Zwischen Oktober 2014 und Juni 2015 habe das Unternehmen ohne Erlaubnis Chemikalien transportiert, berichteten die Ermittler laut Xinhua. „Als die erste Erlaubnis ausgelaufen war, haben wir eine Verlängerung beantragt“, sagte Ruihai-Manager Yu Xuewei. „Wir haben den Betrieb nicht eingestellt, weil wir nicht dachten, dass es ein Problem wäre.“ Viele andere Unternehmen arbeiteten auch ohne Lizenz weiter.

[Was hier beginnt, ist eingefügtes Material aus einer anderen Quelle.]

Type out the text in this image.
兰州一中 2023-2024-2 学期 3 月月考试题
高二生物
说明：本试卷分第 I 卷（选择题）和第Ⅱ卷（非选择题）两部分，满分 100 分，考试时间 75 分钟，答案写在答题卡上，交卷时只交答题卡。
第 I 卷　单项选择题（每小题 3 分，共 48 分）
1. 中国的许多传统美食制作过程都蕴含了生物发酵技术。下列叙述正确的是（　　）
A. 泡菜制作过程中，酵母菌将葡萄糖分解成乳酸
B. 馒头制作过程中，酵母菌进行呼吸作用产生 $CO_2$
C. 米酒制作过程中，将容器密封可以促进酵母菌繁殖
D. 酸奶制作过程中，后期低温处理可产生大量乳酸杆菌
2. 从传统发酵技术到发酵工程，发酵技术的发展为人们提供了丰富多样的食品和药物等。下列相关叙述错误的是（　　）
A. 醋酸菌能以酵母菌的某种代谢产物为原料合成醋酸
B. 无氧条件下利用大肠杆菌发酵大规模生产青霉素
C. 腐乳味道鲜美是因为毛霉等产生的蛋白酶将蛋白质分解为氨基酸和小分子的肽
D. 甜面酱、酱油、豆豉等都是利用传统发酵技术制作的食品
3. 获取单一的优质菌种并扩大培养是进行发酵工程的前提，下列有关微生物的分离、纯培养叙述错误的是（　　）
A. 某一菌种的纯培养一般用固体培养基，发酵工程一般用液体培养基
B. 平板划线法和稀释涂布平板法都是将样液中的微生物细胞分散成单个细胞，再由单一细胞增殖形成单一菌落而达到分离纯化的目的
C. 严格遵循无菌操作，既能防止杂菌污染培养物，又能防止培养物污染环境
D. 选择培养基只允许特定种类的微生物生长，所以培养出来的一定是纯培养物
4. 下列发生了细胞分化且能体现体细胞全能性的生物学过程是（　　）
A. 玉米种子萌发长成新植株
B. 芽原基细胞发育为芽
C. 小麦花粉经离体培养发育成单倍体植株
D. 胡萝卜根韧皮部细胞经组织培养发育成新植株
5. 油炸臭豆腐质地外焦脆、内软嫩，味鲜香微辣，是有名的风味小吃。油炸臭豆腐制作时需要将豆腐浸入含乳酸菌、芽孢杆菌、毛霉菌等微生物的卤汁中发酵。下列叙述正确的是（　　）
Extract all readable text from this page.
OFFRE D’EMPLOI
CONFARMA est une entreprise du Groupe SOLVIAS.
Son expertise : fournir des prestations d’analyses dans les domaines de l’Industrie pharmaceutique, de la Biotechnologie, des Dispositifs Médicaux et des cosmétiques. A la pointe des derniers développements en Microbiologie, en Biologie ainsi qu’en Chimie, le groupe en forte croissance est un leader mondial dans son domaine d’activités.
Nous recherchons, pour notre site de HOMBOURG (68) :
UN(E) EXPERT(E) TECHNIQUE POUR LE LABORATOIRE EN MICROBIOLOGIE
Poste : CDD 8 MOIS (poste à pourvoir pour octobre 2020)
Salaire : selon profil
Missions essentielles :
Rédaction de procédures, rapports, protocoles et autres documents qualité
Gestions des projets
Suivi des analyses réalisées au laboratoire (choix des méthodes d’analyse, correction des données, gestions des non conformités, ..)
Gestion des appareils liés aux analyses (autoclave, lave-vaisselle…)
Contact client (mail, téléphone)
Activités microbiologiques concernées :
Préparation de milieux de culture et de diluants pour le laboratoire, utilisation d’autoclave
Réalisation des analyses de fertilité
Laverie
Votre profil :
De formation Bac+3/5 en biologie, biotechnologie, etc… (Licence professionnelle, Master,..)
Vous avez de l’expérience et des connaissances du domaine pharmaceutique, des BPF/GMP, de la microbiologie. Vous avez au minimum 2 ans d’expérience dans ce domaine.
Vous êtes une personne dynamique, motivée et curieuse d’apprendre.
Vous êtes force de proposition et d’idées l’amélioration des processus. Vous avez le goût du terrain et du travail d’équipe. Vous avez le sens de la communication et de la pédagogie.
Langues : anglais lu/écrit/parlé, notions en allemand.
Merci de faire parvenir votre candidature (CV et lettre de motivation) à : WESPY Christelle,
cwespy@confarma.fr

Ein weiterer Verstoß gegen Sicherheitsvorschriften war auch die Lage des Gefahrgutlagers. Es war nur 560 Meter von Wohnblocks entfernt, obwohl 1000 Meter vorgeschrieben waren. Die Baugenehmigung sei erteilt worden, nachdem Feuerschutzdokumente „grünes Licht“ gegeben hätten, schilderte Zhu Liming vom Raumnutzungsamt laut Xinhua.

Ruihai-Manager Yu Xuewei räumte laut Xinhua ein, dass ein erster Gutachter die Nähe bemängelt habe, doch hätten sie dann ein anderes Unternehmen beauftragt, das ihnen die nötigen Papiere erstellt habe.